His work has paid off in accolades. Food critic Max Jacobson, writing for Gourmet magazine, said of Martorano's meatballs: "This may be the best meatball in the world." Late-night TV host Jimmy Kimmel was so impressed with those same blobs of fried beef, after The Sopranos, actor Mickey Rourke, and basketball giant Shaquille O'Neal, now a personal friend, who is so smitten with Martorano's fettuccine Alfredo that he eats it for dessert. Natalie Cole, Danny DeVito, Chaz Palminteri, and R&B singer Fat Joe have all made repeat visits. Fat Joe begins his song "Jealousy" with a call to Martorano: "Yo, Stevie Martorano, pour that Cristal." Hip-hop artist Ludacris, who owns his own critically lauded restaurant in Atlanta, stops by regularly and often picks up a microphone to rap between bites of Martorano's Philly cheese steak.

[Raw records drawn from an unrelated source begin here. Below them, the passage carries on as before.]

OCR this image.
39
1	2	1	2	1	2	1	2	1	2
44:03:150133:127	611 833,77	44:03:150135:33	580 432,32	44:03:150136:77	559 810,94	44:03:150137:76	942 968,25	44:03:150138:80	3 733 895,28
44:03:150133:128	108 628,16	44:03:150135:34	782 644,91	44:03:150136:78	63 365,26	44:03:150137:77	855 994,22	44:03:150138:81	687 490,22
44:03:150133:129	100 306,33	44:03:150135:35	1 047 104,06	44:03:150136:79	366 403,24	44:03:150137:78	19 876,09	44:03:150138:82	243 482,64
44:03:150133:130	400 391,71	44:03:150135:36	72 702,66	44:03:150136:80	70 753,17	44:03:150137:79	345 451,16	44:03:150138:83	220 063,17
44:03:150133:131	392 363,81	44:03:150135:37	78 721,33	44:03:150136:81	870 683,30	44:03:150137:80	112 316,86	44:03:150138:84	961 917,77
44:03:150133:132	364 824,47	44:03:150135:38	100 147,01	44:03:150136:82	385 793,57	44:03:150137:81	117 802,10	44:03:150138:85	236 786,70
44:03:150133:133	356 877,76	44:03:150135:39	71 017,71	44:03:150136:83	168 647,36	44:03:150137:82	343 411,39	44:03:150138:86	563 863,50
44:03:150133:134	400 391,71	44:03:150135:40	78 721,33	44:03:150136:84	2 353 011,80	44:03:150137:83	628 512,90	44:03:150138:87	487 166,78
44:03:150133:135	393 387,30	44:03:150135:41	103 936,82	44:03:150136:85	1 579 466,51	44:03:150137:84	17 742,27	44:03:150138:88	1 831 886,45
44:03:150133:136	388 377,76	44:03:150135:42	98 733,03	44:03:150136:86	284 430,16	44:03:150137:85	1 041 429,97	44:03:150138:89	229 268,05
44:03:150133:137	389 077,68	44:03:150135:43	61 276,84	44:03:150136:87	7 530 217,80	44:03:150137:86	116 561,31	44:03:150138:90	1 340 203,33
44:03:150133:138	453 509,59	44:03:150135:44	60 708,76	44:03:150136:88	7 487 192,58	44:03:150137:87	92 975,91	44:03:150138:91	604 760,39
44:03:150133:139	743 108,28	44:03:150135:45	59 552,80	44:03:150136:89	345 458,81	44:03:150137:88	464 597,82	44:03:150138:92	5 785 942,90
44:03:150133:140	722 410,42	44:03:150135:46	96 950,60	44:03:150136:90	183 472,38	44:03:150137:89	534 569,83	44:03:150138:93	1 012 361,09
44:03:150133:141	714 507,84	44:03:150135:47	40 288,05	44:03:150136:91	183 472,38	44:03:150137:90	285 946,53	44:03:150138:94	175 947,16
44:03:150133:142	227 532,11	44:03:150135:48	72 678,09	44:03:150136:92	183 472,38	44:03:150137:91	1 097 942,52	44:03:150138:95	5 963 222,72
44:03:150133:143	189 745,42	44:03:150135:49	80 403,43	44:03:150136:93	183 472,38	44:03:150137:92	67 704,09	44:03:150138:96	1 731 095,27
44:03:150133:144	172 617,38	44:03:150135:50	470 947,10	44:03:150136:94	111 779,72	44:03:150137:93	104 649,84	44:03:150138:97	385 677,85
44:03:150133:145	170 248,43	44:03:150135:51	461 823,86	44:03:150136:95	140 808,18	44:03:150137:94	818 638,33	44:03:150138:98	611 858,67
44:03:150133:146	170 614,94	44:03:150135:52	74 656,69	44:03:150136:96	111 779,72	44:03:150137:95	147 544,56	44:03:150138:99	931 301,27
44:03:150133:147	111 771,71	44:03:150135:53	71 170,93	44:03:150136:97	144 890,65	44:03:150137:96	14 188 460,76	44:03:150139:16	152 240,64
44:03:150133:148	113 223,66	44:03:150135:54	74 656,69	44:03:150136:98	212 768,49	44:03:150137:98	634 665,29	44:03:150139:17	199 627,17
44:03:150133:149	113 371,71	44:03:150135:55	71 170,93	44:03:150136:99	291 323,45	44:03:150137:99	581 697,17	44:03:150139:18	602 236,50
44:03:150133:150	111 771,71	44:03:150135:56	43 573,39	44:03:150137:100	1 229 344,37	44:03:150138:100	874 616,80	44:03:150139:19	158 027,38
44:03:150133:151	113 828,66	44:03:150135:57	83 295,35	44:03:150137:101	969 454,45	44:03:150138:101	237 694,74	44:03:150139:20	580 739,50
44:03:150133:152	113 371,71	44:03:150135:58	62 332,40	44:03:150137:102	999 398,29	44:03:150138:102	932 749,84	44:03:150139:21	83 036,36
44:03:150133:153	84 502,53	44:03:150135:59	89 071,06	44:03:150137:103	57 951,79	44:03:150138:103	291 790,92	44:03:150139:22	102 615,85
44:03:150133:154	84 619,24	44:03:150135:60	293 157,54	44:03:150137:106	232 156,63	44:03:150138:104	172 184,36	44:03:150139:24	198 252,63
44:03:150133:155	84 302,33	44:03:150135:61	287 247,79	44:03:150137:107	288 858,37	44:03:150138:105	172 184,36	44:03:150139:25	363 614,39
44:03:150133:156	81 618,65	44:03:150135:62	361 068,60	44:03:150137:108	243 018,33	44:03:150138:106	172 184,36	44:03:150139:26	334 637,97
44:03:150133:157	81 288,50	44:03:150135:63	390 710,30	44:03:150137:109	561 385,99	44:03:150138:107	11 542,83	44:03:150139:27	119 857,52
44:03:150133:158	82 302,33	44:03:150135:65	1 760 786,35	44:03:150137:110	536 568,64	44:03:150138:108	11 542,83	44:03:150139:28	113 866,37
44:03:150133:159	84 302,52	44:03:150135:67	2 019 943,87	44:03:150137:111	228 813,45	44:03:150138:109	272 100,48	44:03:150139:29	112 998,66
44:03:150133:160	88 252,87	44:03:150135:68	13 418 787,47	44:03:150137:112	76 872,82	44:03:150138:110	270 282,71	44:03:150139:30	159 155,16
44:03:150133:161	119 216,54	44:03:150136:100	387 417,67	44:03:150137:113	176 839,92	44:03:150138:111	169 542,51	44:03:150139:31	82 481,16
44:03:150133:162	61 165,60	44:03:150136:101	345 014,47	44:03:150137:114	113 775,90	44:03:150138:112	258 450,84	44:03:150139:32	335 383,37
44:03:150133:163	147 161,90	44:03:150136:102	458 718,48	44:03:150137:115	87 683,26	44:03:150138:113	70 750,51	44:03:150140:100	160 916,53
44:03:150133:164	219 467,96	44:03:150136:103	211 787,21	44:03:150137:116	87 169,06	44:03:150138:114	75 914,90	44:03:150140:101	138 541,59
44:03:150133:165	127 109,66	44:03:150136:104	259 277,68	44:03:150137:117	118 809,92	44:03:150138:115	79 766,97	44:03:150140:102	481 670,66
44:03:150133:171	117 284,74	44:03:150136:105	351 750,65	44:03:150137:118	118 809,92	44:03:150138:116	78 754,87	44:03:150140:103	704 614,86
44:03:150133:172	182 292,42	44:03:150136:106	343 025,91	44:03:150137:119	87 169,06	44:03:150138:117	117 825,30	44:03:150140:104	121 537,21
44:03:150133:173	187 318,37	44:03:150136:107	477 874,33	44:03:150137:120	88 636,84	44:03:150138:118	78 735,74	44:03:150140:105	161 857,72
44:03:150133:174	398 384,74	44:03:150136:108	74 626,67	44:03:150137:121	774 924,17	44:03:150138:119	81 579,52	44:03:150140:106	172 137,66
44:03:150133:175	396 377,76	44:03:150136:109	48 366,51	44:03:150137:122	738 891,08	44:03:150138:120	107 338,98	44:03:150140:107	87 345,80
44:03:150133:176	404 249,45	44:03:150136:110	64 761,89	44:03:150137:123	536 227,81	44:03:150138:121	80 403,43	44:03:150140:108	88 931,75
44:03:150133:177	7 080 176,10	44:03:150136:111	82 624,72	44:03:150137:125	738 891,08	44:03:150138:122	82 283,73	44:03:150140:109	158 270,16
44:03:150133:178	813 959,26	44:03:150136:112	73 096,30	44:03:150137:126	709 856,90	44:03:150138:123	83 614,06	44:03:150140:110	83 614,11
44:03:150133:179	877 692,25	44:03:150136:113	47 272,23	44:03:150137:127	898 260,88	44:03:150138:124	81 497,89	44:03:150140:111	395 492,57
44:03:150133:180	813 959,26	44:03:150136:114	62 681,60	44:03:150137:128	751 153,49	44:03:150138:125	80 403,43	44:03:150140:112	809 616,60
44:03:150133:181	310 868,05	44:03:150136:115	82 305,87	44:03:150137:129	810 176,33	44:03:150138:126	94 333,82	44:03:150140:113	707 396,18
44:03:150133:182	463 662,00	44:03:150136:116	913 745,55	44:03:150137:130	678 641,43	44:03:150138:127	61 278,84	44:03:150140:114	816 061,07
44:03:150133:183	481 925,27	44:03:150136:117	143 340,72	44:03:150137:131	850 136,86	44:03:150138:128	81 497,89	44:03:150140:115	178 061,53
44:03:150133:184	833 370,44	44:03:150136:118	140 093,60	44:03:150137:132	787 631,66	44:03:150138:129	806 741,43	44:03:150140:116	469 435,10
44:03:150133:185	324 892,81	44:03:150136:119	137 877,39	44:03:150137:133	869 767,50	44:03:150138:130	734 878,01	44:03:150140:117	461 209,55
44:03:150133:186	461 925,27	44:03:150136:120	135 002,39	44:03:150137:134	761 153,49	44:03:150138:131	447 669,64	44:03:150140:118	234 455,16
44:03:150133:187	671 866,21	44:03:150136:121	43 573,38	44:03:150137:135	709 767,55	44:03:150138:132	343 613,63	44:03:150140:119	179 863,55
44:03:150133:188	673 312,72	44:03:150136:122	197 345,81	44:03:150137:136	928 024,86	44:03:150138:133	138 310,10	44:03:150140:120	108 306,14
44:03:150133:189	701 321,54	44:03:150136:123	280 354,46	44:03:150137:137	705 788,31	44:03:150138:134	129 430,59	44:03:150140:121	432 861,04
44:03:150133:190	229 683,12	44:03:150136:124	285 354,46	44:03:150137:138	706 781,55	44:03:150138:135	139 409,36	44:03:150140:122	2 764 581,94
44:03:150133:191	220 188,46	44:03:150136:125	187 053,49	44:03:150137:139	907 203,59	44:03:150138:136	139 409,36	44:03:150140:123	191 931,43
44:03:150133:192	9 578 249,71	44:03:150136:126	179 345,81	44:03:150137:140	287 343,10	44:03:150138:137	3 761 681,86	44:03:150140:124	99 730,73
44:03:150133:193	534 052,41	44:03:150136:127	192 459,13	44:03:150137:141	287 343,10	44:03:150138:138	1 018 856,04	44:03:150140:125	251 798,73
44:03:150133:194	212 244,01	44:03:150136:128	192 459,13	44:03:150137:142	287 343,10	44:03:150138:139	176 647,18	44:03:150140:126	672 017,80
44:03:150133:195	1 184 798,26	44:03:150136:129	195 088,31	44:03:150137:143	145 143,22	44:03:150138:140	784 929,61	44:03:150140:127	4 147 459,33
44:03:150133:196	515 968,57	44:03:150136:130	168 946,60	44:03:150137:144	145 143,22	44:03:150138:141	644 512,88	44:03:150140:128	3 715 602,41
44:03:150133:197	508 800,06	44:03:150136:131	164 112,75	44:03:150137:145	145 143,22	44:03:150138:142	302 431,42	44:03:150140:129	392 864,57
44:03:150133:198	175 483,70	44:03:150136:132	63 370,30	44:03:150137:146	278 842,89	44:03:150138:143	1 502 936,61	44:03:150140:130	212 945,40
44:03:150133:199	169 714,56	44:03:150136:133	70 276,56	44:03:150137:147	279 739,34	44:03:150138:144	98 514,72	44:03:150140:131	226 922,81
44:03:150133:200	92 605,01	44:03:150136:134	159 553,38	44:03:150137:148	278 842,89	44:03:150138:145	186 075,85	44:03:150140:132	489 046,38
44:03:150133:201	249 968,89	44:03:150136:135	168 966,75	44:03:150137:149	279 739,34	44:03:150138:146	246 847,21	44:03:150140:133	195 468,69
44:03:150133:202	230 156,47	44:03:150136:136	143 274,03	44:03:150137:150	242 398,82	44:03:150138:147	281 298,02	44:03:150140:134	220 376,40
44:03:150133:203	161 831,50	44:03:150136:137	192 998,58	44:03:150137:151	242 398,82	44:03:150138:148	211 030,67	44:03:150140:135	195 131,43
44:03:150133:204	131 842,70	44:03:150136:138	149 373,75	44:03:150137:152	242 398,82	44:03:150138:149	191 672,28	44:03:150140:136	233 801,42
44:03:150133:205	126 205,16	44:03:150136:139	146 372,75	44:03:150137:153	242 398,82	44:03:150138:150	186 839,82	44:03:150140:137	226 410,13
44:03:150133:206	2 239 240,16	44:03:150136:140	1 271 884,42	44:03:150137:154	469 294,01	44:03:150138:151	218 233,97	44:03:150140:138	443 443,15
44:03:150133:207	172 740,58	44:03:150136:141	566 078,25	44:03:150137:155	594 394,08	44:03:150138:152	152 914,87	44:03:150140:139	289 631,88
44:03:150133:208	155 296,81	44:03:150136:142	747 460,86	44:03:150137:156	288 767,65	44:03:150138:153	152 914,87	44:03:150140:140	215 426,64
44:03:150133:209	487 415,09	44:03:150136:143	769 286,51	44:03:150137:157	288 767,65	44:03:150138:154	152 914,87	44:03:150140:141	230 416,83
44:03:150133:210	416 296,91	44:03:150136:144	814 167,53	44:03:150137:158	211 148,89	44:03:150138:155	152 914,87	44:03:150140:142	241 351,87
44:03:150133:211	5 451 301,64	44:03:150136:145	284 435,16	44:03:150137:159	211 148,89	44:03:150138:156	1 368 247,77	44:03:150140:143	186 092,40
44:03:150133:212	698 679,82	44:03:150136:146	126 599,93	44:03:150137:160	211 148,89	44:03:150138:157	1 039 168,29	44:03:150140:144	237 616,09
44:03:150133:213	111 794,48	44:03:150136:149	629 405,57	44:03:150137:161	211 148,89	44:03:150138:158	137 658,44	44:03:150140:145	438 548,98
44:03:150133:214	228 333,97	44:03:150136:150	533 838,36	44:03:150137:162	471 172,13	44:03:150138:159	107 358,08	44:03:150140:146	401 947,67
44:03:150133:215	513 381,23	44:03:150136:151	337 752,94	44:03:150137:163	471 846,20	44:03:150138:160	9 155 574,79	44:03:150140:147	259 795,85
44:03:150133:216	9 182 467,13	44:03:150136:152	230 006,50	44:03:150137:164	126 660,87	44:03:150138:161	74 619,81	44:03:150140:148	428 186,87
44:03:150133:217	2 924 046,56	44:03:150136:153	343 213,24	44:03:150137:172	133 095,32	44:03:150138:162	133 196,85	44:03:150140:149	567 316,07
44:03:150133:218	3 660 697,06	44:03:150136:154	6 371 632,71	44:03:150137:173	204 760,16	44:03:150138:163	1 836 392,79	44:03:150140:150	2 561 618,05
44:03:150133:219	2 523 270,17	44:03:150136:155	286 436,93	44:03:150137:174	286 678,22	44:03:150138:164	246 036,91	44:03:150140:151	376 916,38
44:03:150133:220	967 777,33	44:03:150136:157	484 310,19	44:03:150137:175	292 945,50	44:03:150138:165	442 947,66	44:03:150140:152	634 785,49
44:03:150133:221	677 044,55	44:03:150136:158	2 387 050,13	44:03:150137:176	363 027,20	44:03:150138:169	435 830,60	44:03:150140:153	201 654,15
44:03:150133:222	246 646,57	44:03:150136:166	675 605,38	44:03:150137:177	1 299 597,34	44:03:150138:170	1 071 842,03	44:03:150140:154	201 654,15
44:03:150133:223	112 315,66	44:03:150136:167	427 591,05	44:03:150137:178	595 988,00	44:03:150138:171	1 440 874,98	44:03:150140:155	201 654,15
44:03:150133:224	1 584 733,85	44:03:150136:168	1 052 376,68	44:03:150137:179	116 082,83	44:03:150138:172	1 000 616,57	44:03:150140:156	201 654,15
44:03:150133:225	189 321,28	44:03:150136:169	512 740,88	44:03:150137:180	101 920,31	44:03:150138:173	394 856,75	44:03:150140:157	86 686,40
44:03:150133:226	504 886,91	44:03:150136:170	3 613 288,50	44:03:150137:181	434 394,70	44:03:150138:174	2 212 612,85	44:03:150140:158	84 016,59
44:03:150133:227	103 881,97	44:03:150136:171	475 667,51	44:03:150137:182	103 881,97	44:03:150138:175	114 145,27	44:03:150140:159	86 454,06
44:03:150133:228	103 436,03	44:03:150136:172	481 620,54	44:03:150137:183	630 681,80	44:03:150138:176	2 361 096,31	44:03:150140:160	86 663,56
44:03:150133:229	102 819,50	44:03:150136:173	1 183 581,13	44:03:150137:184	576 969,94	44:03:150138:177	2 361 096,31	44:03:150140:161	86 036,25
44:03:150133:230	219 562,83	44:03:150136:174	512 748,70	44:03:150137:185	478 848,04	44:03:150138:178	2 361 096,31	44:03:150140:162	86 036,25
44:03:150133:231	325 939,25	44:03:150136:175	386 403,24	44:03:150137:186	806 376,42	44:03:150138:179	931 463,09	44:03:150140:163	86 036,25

Martorano opened his second restaurant at the Rio, Las Vegas, in March 2007, using the same model of high-end Italian-American home cooking coupled with movies and music. Alone in his hotel room in Las Vegas, Martorano watched the film Rocky Balboa every night for eight months. The film portrays Sly Stallone as Rocky, a celebrated retired boxer from Philly who's driven to do one last demonstration match against the current world champion, Mason Dixon. We understand, along with Balboa, that Dixon has never really been challenged to his core — he's strong, but he lacks heart. And we understand too that the only thing that will keep the aging Rocky from being murdered in the ring is pure stubborn will.